A more reasonable assumption is 150hp per liter is possible at the high end with optimum efficiency somewhere around 113hp today and 125hp in a Few years, making that jump to an optimum efficient 150hp per liter will require a different set of tools and technology.

 

the obstacle still is the chemistry of the combustion process and with how to get the most mechanical energy out of it.

 

even with the most efficient engine Ford has we have not reached the maximum thermal efficiency of ~37% we are only at ~20% even with Ecoboost.

 

To improve efficiency you fundamentally have to increase the expansion ratio, so that each drop of fuel does more work, HCCI does this.

 

http://autotechreview.com/component/k2/item/download/12.html

 

And the reason FoE chose Cast iron over alloy was for low cost and lack of substantial weight savings with an alloy block in such a small engine.

The cost of a CGI casting for the anticipated ROI is just not there in the vehicle suite used.

 

Another advantage of cast iron is its thermal dynamic properties, aluminum is a great conductor of heat, while Iron isn't as good of a conductor of heat.

 

With modern engines being more efficient they are producing less heat, and with a aluminum engine it makes it harder to get the engine up to operating temperature quickly because so much heat is being lost to the atmosphere through the engine block.

 

for combustion temperatures It may be that the latent thermal mass helps keep the temperatures down because it takes longer to increase the temperature of the black.

 

example would be the under peak load the water temperature would rise more slowly because the block itself can act as a sink, keeping the engine cooler longer than an aluminum engine before having to dump the heat into the radiator.

 

Of course the heat has to go somewhere but it may be possible under these transient load situations that the iron block would be better able to handle combustion temperatures spikes than an alloy block.

 

http://www.foundryworld.com/uploadfile/200912130928203.pdf

 

CGI vs. aluminium

In comparison to aluminium, the mechanical properties of CGI

provide opportunities for:

● Smaller package size;

● Higher specifi c performance;

● Reduced cylinder bore distortion and improved oil

consumption;

● No cylinder liners or surface etchant/coating;

● Improved NVH;

● Lower production cost;

● Improved recyclability.

Due to the considerable density difference between CGI

(7.1 g/cc) and aluminium (2.7 g/cc), it is to be expected that a

CGI cylinder block will be heavier than a similar displacement

aluminium block.

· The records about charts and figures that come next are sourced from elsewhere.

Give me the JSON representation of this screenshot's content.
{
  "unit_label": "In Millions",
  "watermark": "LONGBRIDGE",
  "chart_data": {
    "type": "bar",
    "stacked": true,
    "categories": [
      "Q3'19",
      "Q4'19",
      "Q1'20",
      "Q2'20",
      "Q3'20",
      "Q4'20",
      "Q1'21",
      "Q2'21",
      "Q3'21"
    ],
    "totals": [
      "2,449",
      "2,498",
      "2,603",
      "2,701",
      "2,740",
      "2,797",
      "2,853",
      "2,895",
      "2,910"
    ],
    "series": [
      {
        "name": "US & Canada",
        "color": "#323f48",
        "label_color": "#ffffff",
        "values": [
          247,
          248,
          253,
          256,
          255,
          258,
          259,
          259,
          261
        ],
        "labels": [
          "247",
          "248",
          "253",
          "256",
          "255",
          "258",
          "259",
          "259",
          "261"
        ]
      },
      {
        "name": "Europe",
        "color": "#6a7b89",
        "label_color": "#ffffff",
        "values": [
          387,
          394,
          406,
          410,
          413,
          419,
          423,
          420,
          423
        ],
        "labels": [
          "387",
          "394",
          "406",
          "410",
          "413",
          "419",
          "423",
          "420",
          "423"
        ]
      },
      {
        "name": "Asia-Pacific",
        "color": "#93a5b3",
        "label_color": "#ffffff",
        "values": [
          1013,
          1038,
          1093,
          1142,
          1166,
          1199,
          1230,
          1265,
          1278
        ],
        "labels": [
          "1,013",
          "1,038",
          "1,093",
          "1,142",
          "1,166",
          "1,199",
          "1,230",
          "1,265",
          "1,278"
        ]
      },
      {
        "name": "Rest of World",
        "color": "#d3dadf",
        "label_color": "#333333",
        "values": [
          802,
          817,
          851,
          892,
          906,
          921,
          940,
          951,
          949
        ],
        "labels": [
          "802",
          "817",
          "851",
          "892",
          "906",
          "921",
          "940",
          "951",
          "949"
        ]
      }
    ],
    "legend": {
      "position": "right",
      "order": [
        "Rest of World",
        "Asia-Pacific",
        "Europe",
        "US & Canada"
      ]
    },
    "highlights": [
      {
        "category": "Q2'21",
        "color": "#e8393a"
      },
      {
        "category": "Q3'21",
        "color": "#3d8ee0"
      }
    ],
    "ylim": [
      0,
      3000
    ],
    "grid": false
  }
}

However, because of the higher strength and

stiffness of CGI, the main bearing thickness can be reduced to

provide a signifi cantly shorter cylinder block. Accordingly, all

of the components that span the length of the cylinder block,

such as the cylinder heads, crankshaft, camshaft and bedplate,

can also be made shorter, and thus lighter. This is particularly

advantageous in V-blocks with two cylinder banks. The net

result is that a fully assembled CGI engine can indeed have

the same weight as a fully assembled aluminium engine. This

result is evident from Table 6 which shows that the Audi 4.2

litre V8 TDI (based on a CGI cylinder block) is actually 4 kg

lighter than the Mercedes 4.0 litre V8 CDI aluminium engine.

[fordmantpw]

You cannot say that the F-150 will not have a I-4 when it is redesigned,

 

He didn't...he said it wouldn't have the 1.0L, which, IIRC, is an I-3.